A simple plot synopsis doesn’t do justice to the loving care in which the filmmakers have crafted this story. Writer and director Rowdy Herrington has assembled a top-notch cast, several of whom give Oscar-worthy performances. Not the least of those performances is that of Mr. Caviezel, an extraordinarily talented actor who just now is coming into his own. As Bobby Jones, he displays deep inner strength and grace under fire. Jeremy Northam plays golfing pro Walter Hagen, Bobby’s roguish rival, and Malcolm McDowell, in perhaps the best performance of his long, active career, plays O.B. Keeler, Bobby’s journalist friend who documented his career. Also noteworthy is Brett Rice, as Bobby’s father, who, along with McDowell, brings a colorful cohesiveness to Bobby’s biography. Last but not least is young Devon Gearhart, whose charming enthusiasm as the young Bobby Jones captures the viewer’s rapt attention.
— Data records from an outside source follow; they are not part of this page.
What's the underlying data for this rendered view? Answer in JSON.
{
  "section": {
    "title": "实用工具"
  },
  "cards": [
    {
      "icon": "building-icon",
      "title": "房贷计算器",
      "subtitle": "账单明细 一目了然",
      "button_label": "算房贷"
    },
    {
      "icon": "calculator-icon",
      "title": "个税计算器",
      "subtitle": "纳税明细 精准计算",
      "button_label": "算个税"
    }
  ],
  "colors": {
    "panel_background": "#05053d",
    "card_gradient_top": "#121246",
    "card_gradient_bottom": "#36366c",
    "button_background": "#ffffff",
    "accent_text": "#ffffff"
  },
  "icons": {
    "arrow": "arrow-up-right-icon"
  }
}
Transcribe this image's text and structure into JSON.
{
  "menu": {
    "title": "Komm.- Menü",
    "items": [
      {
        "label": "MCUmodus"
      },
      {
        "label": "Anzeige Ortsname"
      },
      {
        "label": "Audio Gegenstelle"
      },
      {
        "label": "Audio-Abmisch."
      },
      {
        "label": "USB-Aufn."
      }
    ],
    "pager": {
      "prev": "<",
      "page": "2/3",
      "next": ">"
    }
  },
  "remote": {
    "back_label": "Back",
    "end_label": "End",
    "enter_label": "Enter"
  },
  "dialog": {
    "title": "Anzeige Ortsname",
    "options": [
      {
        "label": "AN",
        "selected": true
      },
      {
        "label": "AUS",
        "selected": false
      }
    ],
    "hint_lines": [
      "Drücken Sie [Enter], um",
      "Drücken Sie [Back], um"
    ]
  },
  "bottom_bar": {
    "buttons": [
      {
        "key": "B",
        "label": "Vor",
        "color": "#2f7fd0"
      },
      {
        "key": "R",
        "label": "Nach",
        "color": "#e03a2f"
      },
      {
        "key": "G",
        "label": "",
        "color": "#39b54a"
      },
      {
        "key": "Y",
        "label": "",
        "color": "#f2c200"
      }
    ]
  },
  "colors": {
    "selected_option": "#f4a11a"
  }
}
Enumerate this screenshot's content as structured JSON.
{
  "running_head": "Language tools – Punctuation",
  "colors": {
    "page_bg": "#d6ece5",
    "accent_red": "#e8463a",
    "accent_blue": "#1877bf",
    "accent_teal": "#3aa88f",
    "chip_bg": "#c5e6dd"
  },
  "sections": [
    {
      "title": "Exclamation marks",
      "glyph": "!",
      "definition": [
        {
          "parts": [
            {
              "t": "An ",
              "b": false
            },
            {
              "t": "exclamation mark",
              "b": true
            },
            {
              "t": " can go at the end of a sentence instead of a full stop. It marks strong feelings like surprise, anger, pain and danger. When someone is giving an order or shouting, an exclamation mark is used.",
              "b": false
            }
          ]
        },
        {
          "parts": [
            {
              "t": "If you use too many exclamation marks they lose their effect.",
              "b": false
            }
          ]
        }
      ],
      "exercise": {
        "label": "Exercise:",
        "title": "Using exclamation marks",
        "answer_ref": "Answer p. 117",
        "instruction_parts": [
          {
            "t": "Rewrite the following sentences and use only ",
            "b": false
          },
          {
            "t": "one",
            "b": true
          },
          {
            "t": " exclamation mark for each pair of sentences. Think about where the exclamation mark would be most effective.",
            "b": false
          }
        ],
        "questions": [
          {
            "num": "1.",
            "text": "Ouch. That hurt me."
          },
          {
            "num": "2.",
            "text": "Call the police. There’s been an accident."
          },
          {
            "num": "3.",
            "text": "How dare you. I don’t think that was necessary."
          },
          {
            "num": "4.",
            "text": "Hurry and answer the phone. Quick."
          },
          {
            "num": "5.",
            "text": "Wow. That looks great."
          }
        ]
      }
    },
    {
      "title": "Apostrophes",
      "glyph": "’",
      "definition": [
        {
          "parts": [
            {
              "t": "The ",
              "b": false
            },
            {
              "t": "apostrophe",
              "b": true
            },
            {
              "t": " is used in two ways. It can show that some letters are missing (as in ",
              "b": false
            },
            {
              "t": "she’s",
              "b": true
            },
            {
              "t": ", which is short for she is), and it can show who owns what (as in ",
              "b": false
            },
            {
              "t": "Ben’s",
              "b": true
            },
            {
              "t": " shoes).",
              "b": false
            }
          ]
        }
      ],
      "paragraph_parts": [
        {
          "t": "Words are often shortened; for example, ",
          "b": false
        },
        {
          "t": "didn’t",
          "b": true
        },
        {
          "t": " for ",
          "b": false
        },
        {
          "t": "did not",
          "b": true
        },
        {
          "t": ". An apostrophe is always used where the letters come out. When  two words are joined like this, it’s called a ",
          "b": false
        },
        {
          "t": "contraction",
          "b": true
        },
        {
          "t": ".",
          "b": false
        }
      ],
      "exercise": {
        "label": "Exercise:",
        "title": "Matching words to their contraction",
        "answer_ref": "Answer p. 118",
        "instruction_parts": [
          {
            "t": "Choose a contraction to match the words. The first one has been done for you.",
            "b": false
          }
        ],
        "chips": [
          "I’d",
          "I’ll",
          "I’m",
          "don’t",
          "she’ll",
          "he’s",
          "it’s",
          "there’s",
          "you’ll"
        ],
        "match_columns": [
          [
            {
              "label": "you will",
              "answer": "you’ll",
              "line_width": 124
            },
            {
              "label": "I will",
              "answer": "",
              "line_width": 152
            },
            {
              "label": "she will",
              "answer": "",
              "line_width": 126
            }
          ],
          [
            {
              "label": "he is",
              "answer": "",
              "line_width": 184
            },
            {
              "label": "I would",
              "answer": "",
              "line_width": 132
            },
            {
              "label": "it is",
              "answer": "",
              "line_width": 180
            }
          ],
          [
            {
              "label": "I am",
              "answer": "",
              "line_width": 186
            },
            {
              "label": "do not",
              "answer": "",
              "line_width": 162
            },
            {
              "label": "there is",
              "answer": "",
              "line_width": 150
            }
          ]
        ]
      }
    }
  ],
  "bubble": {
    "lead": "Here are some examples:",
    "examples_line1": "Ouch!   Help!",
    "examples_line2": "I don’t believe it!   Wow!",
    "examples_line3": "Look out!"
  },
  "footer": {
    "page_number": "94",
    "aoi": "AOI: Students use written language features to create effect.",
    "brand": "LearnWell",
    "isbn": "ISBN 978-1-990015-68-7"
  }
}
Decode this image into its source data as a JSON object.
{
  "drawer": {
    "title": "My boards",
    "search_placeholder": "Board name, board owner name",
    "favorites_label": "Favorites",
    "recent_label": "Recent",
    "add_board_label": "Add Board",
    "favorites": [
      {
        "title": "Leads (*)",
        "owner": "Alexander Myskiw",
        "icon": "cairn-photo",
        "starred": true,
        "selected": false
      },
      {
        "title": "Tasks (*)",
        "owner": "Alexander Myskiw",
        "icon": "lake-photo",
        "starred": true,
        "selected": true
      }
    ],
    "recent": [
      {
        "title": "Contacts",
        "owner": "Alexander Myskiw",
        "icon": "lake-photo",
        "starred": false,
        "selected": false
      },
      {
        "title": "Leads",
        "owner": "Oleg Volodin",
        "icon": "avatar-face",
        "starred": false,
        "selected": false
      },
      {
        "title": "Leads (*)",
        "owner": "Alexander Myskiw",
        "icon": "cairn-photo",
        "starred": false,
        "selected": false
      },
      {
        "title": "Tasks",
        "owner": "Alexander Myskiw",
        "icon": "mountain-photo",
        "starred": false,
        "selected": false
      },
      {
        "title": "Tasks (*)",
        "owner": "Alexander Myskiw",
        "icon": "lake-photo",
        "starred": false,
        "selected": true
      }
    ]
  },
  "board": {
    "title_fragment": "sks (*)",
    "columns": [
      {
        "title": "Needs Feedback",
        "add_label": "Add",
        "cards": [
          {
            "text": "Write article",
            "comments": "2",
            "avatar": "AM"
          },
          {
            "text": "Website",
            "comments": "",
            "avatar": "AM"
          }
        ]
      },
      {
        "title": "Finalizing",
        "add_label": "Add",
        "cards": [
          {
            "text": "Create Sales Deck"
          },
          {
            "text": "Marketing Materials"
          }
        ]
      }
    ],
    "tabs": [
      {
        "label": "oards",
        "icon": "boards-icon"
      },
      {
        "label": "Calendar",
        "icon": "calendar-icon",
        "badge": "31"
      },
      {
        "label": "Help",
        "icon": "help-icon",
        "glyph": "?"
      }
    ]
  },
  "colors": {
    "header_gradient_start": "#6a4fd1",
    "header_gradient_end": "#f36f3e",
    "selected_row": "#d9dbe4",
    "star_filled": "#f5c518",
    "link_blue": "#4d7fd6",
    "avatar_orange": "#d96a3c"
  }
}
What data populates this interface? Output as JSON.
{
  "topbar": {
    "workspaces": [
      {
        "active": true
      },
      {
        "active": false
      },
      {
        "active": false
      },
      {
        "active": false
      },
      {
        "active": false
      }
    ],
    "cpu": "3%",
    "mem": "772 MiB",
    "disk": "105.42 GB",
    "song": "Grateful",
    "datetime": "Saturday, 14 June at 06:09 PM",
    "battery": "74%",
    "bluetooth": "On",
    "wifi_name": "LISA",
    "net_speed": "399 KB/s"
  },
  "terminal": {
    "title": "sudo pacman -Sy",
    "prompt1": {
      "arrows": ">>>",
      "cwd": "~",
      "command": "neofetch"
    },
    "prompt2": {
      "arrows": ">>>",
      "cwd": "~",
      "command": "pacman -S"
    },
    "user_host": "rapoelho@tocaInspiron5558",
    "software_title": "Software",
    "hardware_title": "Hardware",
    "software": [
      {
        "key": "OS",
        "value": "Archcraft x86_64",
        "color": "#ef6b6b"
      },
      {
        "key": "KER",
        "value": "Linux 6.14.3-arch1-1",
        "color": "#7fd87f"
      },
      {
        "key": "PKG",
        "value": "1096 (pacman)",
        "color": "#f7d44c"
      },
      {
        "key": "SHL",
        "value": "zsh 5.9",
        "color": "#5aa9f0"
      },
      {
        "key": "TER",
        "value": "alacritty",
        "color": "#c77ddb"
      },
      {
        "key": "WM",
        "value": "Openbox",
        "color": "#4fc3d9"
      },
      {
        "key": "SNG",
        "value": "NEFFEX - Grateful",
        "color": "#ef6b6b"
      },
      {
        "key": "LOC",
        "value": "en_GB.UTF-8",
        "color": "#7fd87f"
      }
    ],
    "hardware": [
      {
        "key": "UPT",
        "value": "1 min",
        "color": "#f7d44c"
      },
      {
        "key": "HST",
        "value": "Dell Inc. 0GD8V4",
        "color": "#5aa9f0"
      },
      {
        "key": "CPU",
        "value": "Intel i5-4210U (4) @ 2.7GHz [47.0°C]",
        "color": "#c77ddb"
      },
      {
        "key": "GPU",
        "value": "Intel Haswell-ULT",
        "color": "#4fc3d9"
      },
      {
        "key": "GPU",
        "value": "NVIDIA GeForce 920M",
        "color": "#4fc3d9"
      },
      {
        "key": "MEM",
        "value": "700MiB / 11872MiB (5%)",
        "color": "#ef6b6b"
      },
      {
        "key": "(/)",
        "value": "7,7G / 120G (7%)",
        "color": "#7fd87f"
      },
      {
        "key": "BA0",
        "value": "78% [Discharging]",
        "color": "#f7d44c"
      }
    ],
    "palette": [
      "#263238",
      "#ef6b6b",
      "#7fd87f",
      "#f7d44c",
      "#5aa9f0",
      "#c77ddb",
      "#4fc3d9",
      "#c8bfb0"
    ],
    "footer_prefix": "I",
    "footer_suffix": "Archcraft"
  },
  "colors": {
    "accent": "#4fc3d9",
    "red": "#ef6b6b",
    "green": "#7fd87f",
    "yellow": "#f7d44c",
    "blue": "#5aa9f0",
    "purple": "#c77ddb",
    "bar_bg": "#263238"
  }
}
BOBBY JONES: STROKE OF GENIUS is superbly edited and photographed. The golf courses and the golf games are lovingly, even poetically, realized. The soaring music by James Horner lifts these images into the sublime.
STROKE OF GENIUS highlights Bobby’s early difficulties in controlling his temper. As the great sportswriter Grantland Rice once said, Bobby had the “face of an angel and the temper of a timber wolf.” Eventually, he manages to control his outbursts to become one of the sport’s most enduring legends. In the end, however, “there are more important things than winning championships,” and Bobby retires after winning the four biggest tournaments right in a row so that he can spend more time with his family. His legendary golfing prowess even softens the heart of his grandfather, who reconciles with his son.
Rated PG, STROKE OF GENIUS is a thoroughly captivating, well-acted movie with many positive lessons about grace under pressure, which is only slightly marred by too many obscenities and a couple references to astrology.